MCO :
So I came across this problem in Java that wants to remove a list of number that has occurred more than twice but keeping the order, and the first two occurrences.
For example, if the list is 2, 3, 5, 4, 5, 2, 4, 3, 5, 2, 4, 4, 2, 10
the expected output would be 2, 3, 5, 4, 5, 2, 4, 3, 10
I've tried several methods, including using a counter int to keep track of the occurrences and filter it out, but I am not sure how I can go about it
class DeDup {
// function to find the element occurring more than 3 times
static void get2Occurrences(int arr[]) {
int i;
int count = 0;
for (i = 0; i < arr.length; i++) {
for (int j = 0; j < arr.length; j++) {
if (arr[i] == arr[j])
count++;
}
if (count < 3 && count > 0) {
//return arr[i];
System.out.print(arr[i] + ", ");
} else {
for (int k = 2; k > 0; k--) {
System.out.print(arr[i] + ", ");
}
}
}
}
// driver code
public static void main(String[]args) {
int arr[] = new int[]{ 2, 3, 5, 4, 5, 2, 4, 3, 5, 2, 4, 4, 2, 10 };
//expected output: 2, 3, 5, 4, 5, 2, 4, 3, 10
//int n = arr.length;
get2Occurrences(arr);
}
}
the expected output would be 2, 3, 5, 4, 5, 2, 4, 3, 10
but i got 2, 2, 3, 3, 5, 5, 4, 4, 5, 5, 2, 2, 4, 4, 3, 3, 5, 5, 2, 2, 4, 4, 4, 4, 2, 2, 10, 10,
Ilya :
In this solution, you can change the number of repetitions from three to another.
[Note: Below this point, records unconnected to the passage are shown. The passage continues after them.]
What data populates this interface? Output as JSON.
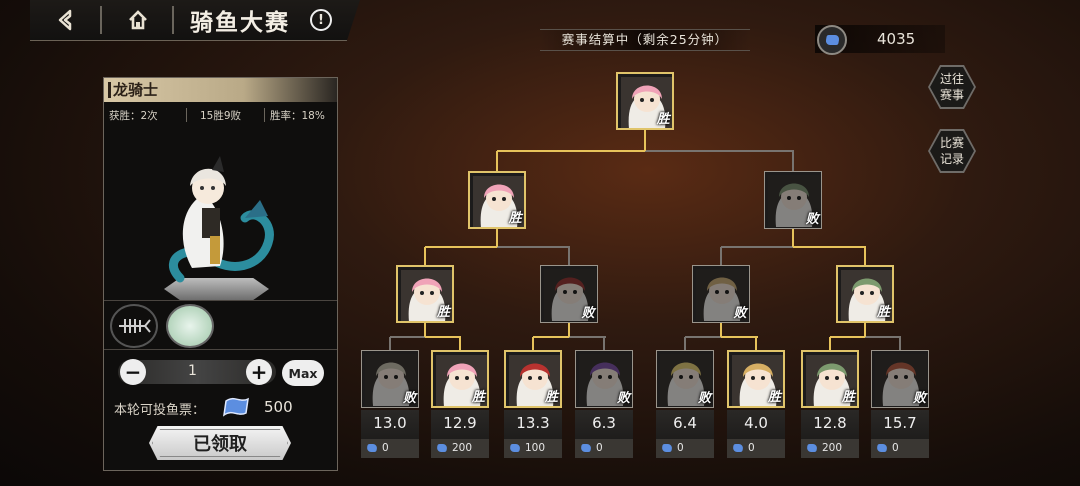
{
  "topbar": {
    "back_icon": "back-arrow-icon",
    "home_icon": "home-icon",
    "title": "骑鱼大赛",
    "info_symbol": "!"
  },
  "status": {
    "text": "赛事结算中（剩余25分钟）"
  },
  "currency": {
    "icon": "fish-ticket-icon",
    "value": "4035"
  },
  "side_buttons": [
    {
      "label": "过往\n赛事"
    },
    {
      "label": "比赛\n记录"
    }
  ],
  "panel": {
    "name": "龙骑士",
    "stats": {
      "wins": "获胜：2次",
      "record": "15胜9败",
      "rate": "胜率：18%"
    },
    "slots": [
      {
        "icon": "fishbone-icon"
      },
      {
        "icon": "pet-avatar-icon"
      }
    ],
    "stepper": {
      "value": "1",
      "minus": "−",
      "plus": "+",
      "max_label": "Max"
    },
    "tickets": {
      "label": "本轮可投鱼票：",
      "value": "500"
    },
    "claim_label": "已领取"
  },
  "colors": {
    "accent_gold": "#e7c35b",
    "win_line": "#e7c35b",
    "lose_line": "#787470",
    "flag_blue": "#5c8ee0"
  },
  "bracket": {
    "final": {
      "result": "胜",
      "color": "#f0a3b8"
    },
    "semis": [
      {
        "result": "胜",
        "color": "#f0a3b8"
      },
      {
        "result": "败",
        "color": "#7c9a6e"
      }
    ],
    "quarters": [
      {
        "result": "胜",
        "color": "#f0a3b8"
      },
      {
        "result": "败",
        "color": "#b8322f"
      },
      {
        "result": "败",
        "color": "#d6ae63"
      },
      {
        "result": "胜",
        "color": "#7c9a6e"
      }
    ],
    "first_round": [
      {
        "result": "败",
        "odds": "13.0",
        "bet": "0",
        "color": "#c9c2a8"
      },
      {
        "result": "胜",
        "odds": "12.9",
        "bet": "200",
        "color": "#f0a3b8"
      },
      {
        "result": "胜",
        "odds": "13.3",
        "bet": "100",
        "color": "#b8322f"
      },
      {
        "result": "败",
        "odds": "6.3",
        "bet": "0",
        "color": "#8c4fc4"
      },
      {
        "result": "败",
        "odds": "6.4",
        "bet": "0",
        "color": "#f0cf56"
      },
      {
        "result": "胜",
        "odds": "4.0",
        "bet": "0",
        "color": "#d6ae63"
      },
      {
        "result": "胜",
        "odds": "12.8",
        "bet": "200",
        "color": "#7c9a6e"
      },
      {
        "result": "败",
        "odds": "15.7",
        "bet": "0",
        "color": "#d35a35"
      }
    ]
  }
}
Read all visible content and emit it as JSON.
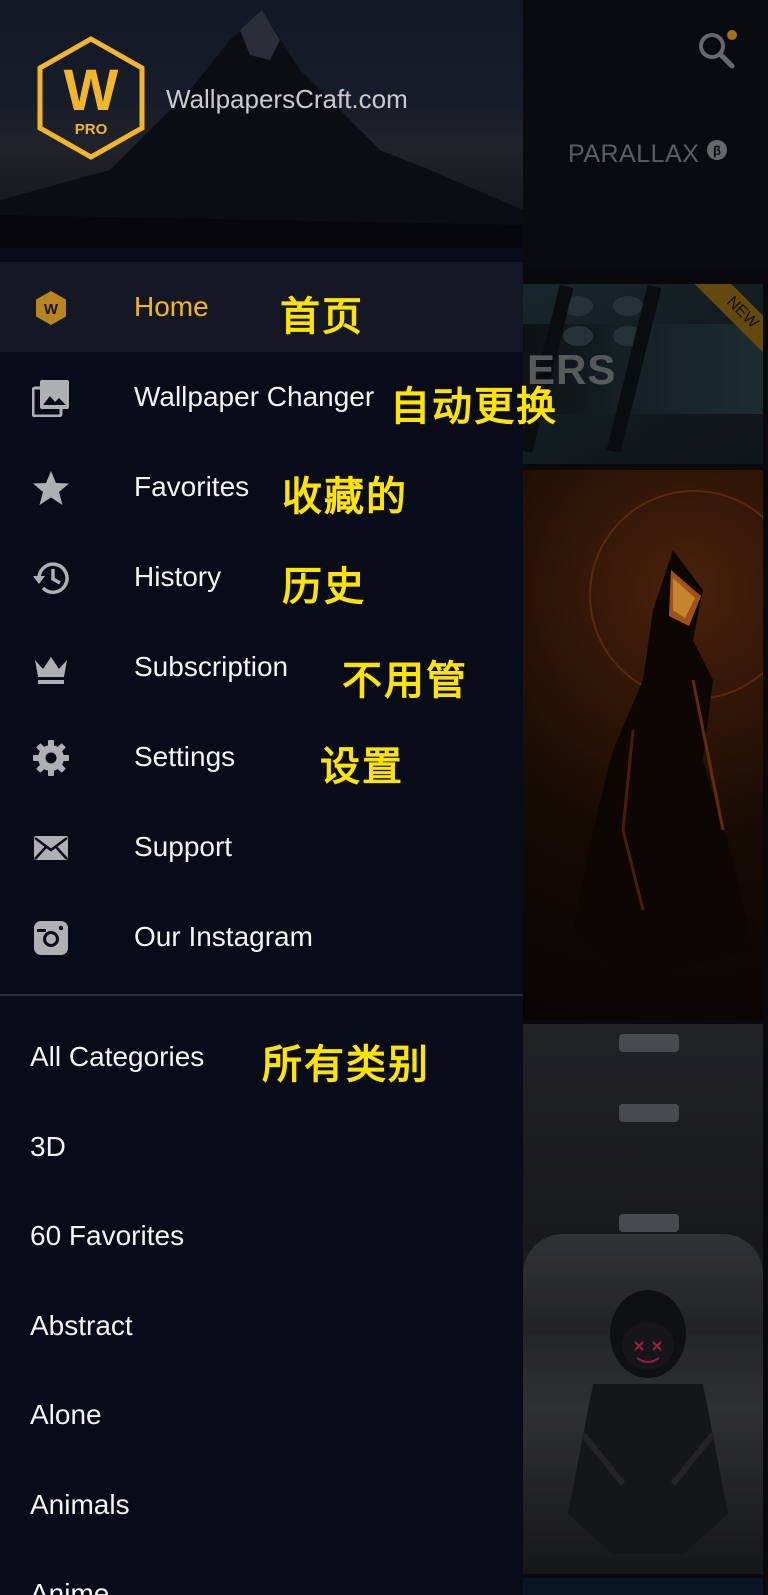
{
  "header": {
    "parallax_label": "PARALLAX",
    "beta_label": "β"
  },
  "promo": {
    "text": "ERS",
    "new_badge": "NEW"
  },
  "drawer": {
    "logo_letter": "W",
    "logo_sub": "PRO",
    "site_name": "WallpapersCraft.com",
    "menu": [
      {
        "label": "Home",
        "icon": "hexagon-w-icon",
        "active": true
      },
      {
        "label": "Wallpaper Changer",
        "icon": "images-icon"
      },
      {
        "label": "Favorites",
        "icon": "star-icon"
      },
      {
        "label": "History",
        "icon": "history-icon"
      },
      {
        "label": "Subscription",
        "icon": "crown-icon"
      },
      {
        "label": "Settings",
        "icon": "gear-icon"
      },
      {
        "label": "Support",
        "icon": "envelope-icon"
      },
      {
        "label": "Our Instagram",
        "icon": "instagram-icon"
      }
    ],
    "categories": [
      "All Categories",
      "3D",
      "60 Favorites",
      "Abstract",
      "Alone",
      "Animals",
      "Anime"
    ]
  },
  "annotations": {
    "home": "首页",
    "wallpaper_changer": "自动更换",
    "favorites": "收藏的",
    "history": "历史",
    "subscription": "不用管",
    "settings": "设置",
    "all_categories": "所有类别"
  },
  "colors": {
    "accent": "#f1b62a",
    "annotation": "#ffe400",
    "drawer_bg": "#080c19"
  }
}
int[] arr = new int[]{2, 3, 5, 4, 5, 2, 4, 3, 5, 2, 4, 4, 2, 10};
Map<Integer, Integer> counting = new HashMap<>();
for (Integer current : arr) {
int count = counting.compute(current, (x, n) -> n == null ? 1 : n + 1);
if (count < 3) {
System.out.print(current + ", ");
}
}